E’ l’ora di morire
Maria Teresa Frassetti
Non
voleva svegliarsi. Il suo istinto di autoconservazione le suggeriva
che sarebbe stato meglio rimanere in quella condizione anestetizzante
di precario torpore. L'agitazione cresceva dentro di lei ad onde
progressive, come se stesse per annegare e cercasse inutilmente di
risalire in superficie. Aprì gli occhi di scatto. Tutto intorno era
buio. Un dolore lancinante al braccio destro indusse Greta ad
alzarsi, ma il movimento fisico non riuscì a diminuirne la potenza
devastante.
Si
tastò la pelle dove avvertiva la presenza della ferita e si bagnò
le dita. Sangue. Le arrivava distintamente anche il suo odore
penetrante. Ferite abbastanza profonde, anche se non letali, le
ricoprivano tutto il corpo, le gambe, le braccia e perfino il viso.

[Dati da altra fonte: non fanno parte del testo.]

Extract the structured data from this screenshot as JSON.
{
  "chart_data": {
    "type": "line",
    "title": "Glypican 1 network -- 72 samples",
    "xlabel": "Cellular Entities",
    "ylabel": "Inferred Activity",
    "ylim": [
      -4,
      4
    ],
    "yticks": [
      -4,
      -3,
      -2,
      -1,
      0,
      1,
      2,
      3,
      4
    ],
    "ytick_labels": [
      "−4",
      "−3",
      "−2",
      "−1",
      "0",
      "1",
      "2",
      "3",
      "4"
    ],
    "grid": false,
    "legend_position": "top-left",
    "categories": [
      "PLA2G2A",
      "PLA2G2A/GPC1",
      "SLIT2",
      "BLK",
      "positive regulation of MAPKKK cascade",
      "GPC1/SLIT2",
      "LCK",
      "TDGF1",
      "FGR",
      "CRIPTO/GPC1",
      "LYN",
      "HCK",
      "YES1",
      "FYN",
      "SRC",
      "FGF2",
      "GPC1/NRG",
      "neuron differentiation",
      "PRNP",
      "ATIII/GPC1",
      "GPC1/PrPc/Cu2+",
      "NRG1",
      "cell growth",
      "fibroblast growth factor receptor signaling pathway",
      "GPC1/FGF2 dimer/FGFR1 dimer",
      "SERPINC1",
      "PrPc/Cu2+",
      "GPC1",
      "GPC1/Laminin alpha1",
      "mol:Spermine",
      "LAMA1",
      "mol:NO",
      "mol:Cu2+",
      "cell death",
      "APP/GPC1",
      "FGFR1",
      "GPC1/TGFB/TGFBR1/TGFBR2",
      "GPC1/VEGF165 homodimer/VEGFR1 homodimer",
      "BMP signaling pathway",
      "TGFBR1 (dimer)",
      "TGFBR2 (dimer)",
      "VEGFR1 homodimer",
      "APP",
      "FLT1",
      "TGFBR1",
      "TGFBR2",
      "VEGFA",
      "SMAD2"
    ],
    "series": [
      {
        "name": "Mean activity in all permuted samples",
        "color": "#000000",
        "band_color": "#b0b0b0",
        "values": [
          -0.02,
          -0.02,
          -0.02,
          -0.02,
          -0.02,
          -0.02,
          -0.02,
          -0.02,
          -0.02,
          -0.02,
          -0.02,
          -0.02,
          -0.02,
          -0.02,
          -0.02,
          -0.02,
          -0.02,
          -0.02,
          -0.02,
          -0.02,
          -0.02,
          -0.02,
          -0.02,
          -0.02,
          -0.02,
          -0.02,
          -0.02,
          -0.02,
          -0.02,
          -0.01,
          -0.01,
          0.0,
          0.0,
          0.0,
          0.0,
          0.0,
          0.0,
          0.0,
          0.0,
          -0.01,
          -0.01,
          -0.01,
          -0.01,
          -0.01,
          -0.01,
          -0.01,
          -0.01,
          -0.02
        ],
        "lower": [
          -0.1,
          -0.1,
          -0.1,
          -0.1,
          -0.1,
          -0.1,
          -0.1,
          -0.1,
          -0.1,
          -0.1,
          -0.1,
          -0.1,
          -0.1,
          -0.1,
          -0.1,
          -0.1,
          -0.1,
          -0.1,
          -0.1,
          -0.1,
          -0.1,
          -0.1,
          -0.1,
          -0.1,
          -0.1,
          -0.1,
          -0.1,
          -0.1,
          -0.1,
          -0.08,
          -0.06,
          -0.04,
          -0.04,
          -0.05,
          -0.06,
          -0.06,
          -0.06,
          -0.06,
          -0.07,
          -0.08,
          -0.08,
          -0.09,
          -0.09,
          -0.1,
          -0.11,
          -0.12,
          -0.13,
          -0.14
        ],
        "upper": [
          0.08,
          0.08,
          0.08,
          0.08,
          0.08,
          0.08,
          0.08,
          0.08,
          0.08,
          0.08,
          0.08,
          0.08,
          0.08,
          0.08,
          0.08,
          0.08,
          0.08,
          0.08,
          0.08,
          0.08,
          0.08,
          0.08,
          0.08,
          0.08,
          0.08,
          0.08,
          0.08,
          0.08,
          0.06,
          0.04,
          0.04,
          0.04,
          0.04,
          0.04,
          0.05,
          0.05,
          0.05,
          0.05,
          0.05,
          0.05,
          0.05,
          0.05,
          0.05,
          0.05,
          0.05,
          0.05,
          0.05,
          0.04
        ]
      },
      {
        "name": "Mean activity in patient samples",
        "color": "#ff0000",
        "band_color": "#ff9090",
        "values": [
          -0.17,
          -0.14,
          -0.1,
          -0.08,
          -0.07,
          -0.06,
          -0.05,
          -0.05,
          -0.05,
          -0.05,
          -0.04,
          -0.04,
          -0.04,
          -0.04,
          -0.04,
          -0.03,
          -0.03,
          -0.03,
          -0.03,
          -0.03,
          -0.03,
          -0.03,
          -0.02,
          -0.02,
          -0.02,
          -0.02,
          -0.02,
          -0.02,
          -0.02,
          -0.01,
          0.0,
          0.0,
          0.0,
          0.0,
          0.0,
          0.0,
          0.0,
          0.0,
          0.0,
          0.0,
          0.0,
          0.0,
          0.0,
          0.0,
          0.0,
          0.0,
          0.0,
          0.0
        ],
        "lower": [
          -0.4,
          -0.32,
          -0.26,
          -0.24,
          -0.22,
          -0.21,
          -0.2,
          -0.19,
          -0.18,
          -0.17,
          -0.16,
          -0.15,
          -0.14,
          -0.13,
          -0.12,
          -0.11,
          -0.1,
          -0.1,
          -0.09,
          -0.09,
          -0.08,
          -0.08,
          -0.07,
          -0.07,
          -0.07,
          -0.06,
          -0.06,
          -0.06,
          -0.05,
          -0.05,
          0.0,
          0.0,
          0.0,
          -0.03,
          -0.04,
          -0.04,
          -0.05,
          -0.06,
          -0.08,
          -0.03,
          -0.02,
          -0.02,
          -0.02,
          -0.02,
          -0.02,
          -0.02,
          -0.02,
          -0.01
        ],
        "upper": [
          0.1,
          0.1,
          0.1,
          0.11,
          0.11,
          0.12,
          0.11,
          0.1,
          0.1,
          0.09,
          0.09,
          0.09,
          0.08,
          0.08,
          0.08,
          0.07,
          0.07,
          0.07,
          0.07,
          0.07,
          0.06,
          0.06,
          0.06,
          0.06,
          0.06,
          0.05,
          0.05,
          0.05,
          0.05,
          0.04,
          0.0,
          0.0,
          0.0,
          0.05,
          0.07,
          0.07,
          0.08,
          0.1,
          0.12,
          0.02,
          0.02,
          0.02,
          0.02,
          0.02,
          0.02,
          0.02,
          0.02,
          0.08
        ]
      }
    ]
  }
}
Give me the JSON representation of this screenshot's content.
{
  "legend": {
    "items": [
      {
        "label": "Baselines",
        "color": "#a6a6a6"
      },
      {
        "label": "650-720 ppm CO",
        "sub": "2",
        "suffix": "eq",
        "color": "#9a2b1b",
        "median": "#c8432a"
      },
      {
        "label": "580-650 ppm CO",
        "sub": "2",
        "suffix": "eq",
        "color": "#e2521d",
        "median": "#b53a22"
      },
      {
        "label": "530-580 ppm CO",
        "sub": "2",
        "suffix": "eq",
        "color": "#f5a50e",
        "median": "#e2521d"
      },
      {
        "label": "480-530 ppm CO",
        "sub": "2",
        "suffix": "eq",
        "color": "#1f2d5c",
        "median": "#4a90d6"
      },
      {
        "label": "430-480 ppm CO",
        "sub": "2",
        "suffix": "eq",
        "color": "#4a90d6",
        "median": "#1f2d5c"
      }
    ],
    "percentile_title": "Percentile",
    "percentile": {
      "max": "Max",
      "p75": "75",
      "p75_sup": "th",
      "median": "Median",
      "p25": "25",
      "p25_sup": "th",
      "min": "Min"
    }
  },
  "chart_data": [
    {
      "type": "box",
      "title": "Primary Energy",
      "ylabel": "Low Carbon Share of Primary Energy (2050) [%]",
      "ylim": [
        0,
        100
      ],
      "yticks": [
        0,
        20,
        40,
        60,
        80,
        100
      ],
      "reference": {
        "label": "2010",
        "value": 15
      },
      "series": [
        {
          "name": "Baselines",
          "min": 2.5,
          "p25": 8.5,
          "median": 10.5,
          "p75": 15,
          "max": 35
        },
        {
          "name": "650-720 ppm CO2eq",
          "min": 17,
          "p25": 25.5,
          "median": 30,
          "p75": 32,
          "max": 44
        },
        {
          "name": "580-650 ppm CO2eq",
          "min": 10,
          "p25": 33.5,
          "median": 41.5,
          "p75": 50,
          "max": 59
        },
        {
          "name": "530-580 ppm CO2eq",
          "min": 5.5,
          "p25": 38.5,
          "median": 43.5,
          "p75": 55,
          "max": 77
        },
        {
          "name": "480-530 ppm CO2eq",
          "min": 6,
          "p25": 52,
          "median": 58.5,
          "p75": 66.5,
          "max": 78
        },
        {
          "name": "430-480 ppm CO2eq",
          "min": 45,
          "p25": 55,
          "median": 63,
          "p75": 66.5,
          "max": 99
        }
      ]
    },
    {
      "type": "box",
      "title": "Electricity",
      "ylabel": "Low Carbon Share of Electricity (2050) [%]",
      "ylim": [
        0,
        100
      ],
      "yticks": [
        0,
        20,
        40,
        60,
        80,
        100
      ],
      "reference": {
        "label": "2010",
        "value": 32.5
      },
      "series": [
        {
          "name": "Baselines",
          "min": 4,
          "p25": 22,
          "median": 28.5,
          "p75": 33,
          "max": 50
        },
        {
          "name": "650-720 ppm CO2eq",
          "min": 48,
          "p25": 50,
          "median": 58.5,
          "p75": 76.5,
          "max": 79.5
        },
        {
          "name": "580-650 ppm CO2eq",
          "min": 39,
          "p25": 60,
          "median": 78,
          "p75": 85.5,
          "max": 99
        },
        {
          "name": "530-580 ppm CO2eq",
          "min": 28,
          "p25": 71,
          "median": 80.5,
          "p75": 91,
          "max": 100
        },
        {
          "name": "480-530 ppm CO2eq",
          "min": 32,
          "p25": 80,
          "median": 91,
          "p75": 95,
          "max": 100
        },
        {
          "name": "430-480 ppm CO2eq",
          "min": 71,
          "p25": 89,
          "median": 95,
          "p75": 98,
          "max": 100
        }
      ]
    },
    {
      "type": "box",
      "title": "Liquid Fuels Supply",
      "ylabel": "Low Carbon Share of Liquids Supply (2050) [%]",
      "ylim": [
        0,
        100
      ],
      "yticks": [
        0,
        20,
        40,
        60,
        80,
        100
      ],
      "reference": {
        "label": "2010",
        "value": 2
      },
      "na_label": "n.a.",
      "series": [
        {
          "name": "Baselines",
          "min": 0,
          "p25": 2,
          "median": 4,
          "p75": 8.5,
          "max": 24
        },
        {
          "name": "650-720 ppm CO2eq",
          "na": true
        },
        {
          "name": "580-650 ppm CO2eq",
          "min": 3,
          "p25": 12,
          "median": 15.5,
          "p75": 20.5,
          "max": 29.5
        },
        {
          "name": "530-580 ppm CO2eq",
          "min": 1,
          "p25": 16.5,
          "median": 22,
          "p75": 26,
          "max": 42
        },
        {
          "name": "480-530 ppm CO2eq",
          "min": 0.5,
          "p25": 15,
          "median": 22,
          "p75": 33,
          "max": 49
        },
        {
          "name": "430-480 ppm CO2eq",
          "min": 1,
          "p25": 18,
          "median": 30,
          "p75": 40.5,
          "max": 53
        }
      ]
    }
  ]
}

Doveva essere sfigurata. Sempre più invasa da una paura
agghiacciante, si toccò il naso, ridotto ad una poltiglia
indistinta, poi gli squarci non rimarginati sulla fronte. Cominciò a
camminare procedendo a tentoni, ma dopo pochi passi si scontrò con
una parete gelida. La speranza le mancò del tutto quando si rese
conto di essere rinchiusa in quella stanza senza finestre all'interno
della quale non c'era nulla, neanche un materasso per sdraiarsi. Non
aveva catene ai piedi e non era ammanettata, ma quella prigionia
claustrofobica era peggio di qualunque tortura. Si accasciò
disperata, cominciando a urlare e a tempestare la porta di pugni.